Hooks are shell commands that run before or after tool execution:

PreToolUse hooks: run before execution. Exit code 0 = allow, exit code 2 = deny, anything else = warn
PostToolUse hooks: run after execution with the same exit code semantics

Hook commands receive context via stdin as JSON and through environment variables (HOOK_EVENT, HOOK_TOOL_NAME, HOOK_TOOL_INPUT). Their stdout becomes feedback merged into the tool result.

This is a clever design. Instead of building a plugin API with versioning headaches, hooks are just shell scripts. They can be written in any language, they're easy to debug, and they compose naturally with existing tooling.

CLAUDE.md discovery walks the entire directory tree

The instruction file discovery is more thorough than most people realize. Starting from the current working directory, it walks every ancestor directory up to the filesystem root, checking for:

CLAUDE.md
CLAUDE.local.md
.claude/CLAUDE.md
.claude/instructions.md

Files are deduplicated by content hash and loaded with a total budget of 12K tokens (4K per file). This means you can have project-level instructions, monorepo-level instructions, and user-level instructions that all compose together.

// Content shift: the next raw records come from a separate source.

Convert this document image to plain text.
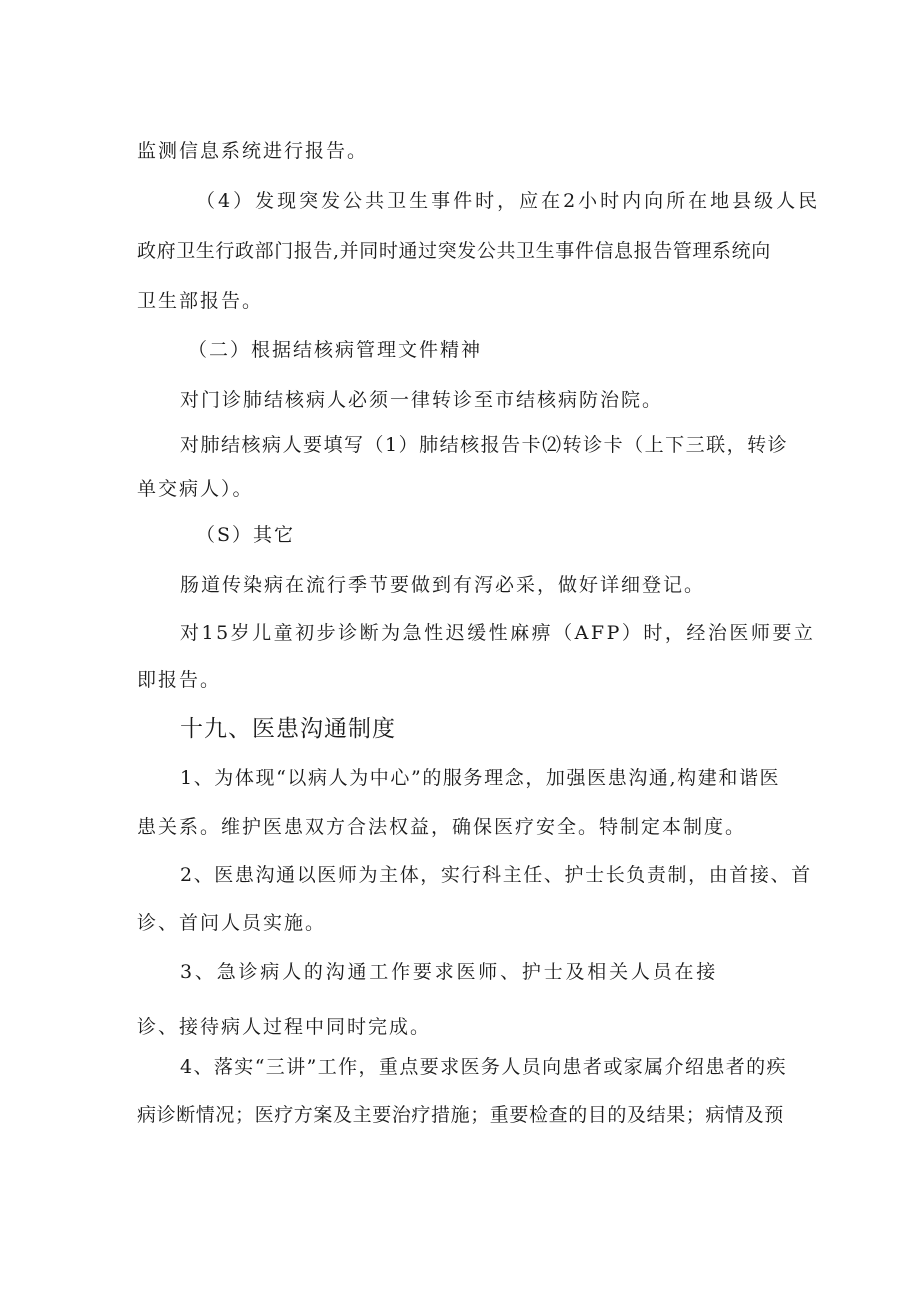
监测信息系统进行报告。

（4）发现突发公共卫生事件时，应在2小时内向所在地县级人民

政府卫生行政部门报告,并同时通过突发公共卫生事件信息报告管理系统向

卫生部报告。

（二）根据结核病管理文件精神

对门诊肺结核病人必须一律转诊至市结核病防治院。

对肺结核病人要填写（1）肺结核报告卡⑵转诊卡（上下三联，转诊

单交病人）。

（S）其它

肠道传染病在流行季节要做到有泻必采，做好详细登记。

对15岁儿童初步诊断为急性迟缓性麻痹（AFP）时，经治医师要立

即报告。

十九、医患沟通制度

1、为体现“以病人为中心”的服务理念，加强医患沟通,构建和谐医

患关系。维护医患双方合法权益，确保医疗安全。特制定本制度。

2、医患沟通以医师为主体，实行科主任、护士长负责制，由首接、首

诊、首问人员实施。

3、急诊病人的沟通工作要求医师、护士及相关人员在接

诊、接待病人过程中同时完成。

4、落实“三讲”工作，重点要求医务人员向患者或家属介绍患者的疾

病诊断情况；医疗方案及主要治疗措施；重要检查的目的及结果；病情及预
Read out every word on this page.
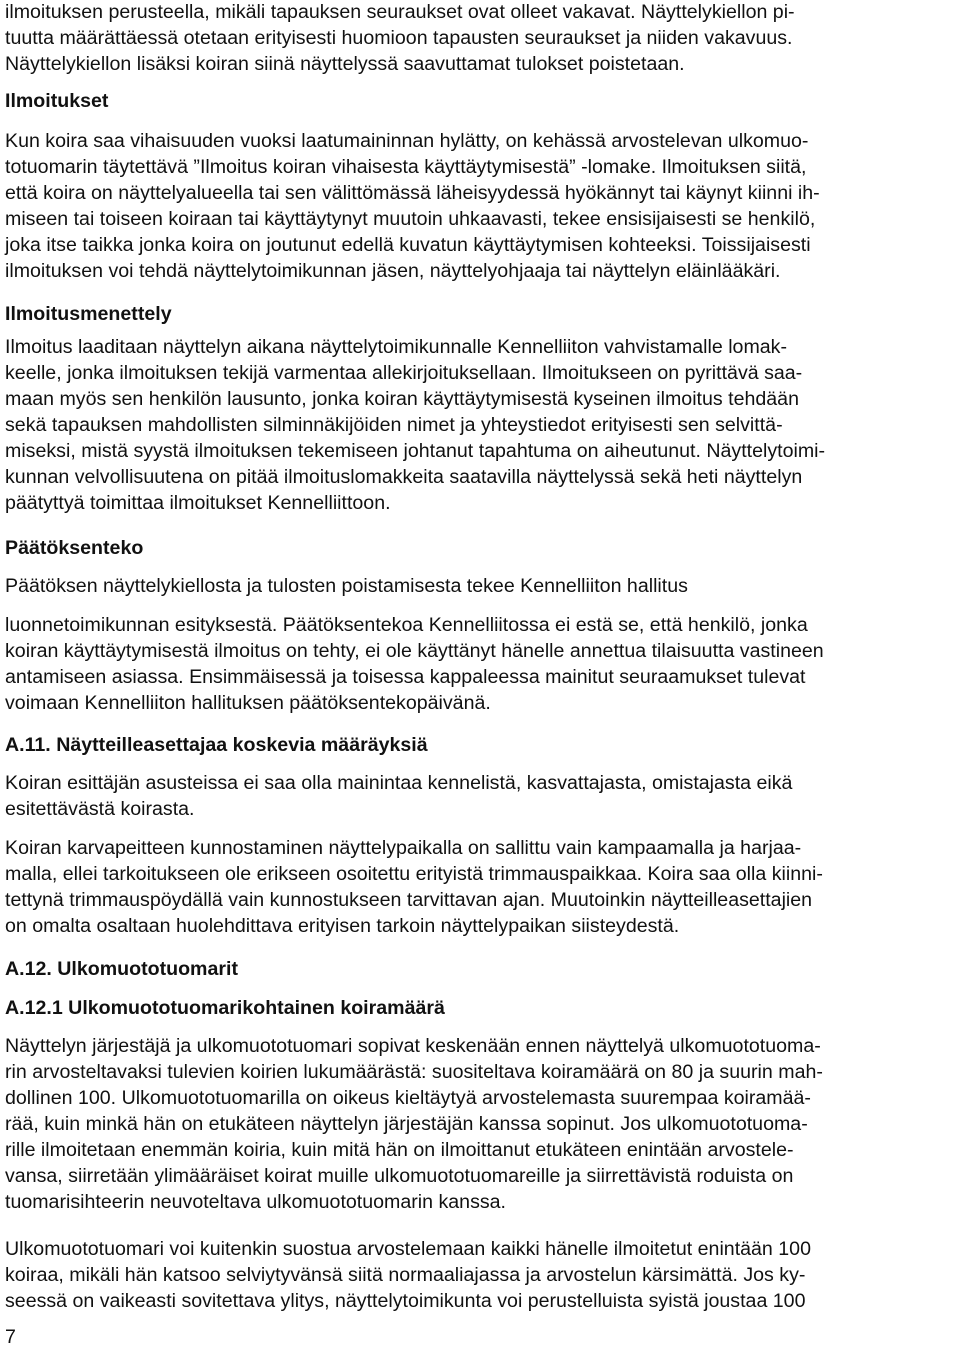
ilmoituksen perusteella, mikäli tapauksen seuraukset ovat olleet vakavat. Näyttelykiellon pi-
tuutta määrättäessä otetaan erityisesti huomioon tapausten seuraukset ja niiden vakavuus.
Näyttelykiellon lisäksi koiran siinä näyttelyssä saavuttamat tulokset poistetaan.
Ilmoitukset
Kun koira saa vihaisuuden vuoksi laatumaininnan hylätty, on kehässä arvostelevan ulkomuo-
totuomarin täytettävä ”Ilmoitus koiran vihaisesta käyttäytymisestä” -lomake. Ilmoituksen siitä,
että koira on näyttelyalueella tai sen välittömässä läheisyydessä hyökännyt tai käynyt kiinni ih-
miseen tai toiseen koiraan tai käyttäytynyt muutoin uhkaavasti, tekee ensisijaisesti se henkilö,
joka itse taikka jonka koira on joutunut edellä kuvatun käyttäytymisen kohteeksi. Toissijaisesti
ilmoituksen voi tehdä näyttelytoimikunnan jäsen, näyttelyohjaaja tai näyttelyn eläinlääkäri.
Ilmoitusmenettely
Ilmoitus laaditaan näyttelyn aikana näyttelytoimikunnalle Kennelliiton vahvistamalle lomak-
keelle, jonka ilmoituksen tekijä varmentaa allekirjoituksellaan. Ilmoitukseen on pyrittävä saa-
maan myös sen henkilön lausunto, jonka koiran käyttäytymisestä kyseinen ilmoitus tehdään
sekä tapauksen mahdollisten silminnäkijöiden nimet ja yhteystiedot erityisesti sen selvittä-
miseksi, mistä syystä ilmoituksen tekemiseen johtanut tapahtuma on aiheutunut. Näyttelytoimi-
kunnan velvollisuutena on pitää ilmoituslomakkeita saatavilla näyttelyssä sekä heti näyttelyn
päätyttyä toimittaa ilmoitukset Kennelliittoon.
Päätöksenteko
Päätöksen näyttelykiellosta ja tulosten poistamisesta tekee Kennelliiton hallitus
luonnetoimikunnan esityksestä. Päätöksentekoa Kennelliitossa ei estä se, että henkilö, jonka
koiran käyttäytymisestä ilmoitus on tehty, ei ole käyttänyt hänelle annettua tilaisuutta vastineen
antamiseen asiassa. Ensimmäisessä ja toisessa kappaleessa mainitut seuraamukset tulevat
voimaan Kennelliiton hallituksen päätöksentekopäivänä.
A.11. Näytteilleasettajaa koskevia määräyksiä
Koiran esittäjän asusteissa ei saa olla mainintaa kennelistä, kasvattajasta, omistajasta eikä
esitettävästä koirasta.
Koiran karvapeitteen kunnostaminen näyttelypaikalla on sallittu vain kampaamalla ja harjaa-
malla, ellei tarkoitukseen ole erikseen osoitettu erityistä trimmauspaikkaa. Koira saa olla kiinni-
tettynä trimmauspöydällä vain kunnostukseen tarvittavan ajan. Muutoinkin näytteilleasettajien
on omalta osaltaan huolehdittava erityisen tarkoin näyttelypaikan siisteydestä.
A.12. Ulkomuototuomarit
A.12.1 Ulkomuototuomarikohtainen koiramäärä
Näyttelyn järjestäjä ja ulkomuototuomari sopivat keskenään ennen näyttelyä ulkomuototuoma-
rin arvosteltavaksi tulevien koirien lukumäärästä: suositeltava koiramäärä on 80 ja suurin mah-
dollinen 100. Ulkomuototuomarilla on oikeus kieltäytyä arvostelemasta suurempaa koiramää-
rää, kuin minkä hän on etukäteen näyttelyn järjestäjän kanssa sopinut. Jos ulkomuototuoma-
rille ilmoitetaan enemmän koiria, kuin mitä hän on ilmoittanut etukäteen enintään arvostele-
vansa, siirretään ylimääräiset koirat muille ulkomuototuomareille ja siirrettävistä roduista on
tuomarisihteerin neuvoteltava ulkomuototuomarin kanssa.
Ulkomuototuomari voi kuitenkin suostua arvostelemaan kaikki hänelle ilmoitetut enintään 100
koiraa, mikäli hän katsoo selviytyvänsä siitä normaaliajassa ja arvostelun kärsimättä. Jos ky-
seessä on vaikeasti sovitettava ylitys, näyttelytoimikunta voi perustelluista syistä joustaa 100
7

Sandbox: namespace isolation on Linux, fallback on macOS

The sandbox system has three modes: Off, WorkspaceOnly (default), and AllowList.

On Linux, it uses unshare to create actual namespace isolation - user, mount, IPC, PID, and UTS namespaces - with optional network isolation. This is real container-like isolation without needing Docker.

On macOS, it falls back to overriding environment variables (HOME, TMPDIR) to point at sandbox directories. This is weaker isolation but better than nothing.

Container detection checks for /.dockerenv, /run/.containerenv, various environment variables, and /proc/1/cgroup contents - so the sandbox adapts when Claude Code is already running inside a container.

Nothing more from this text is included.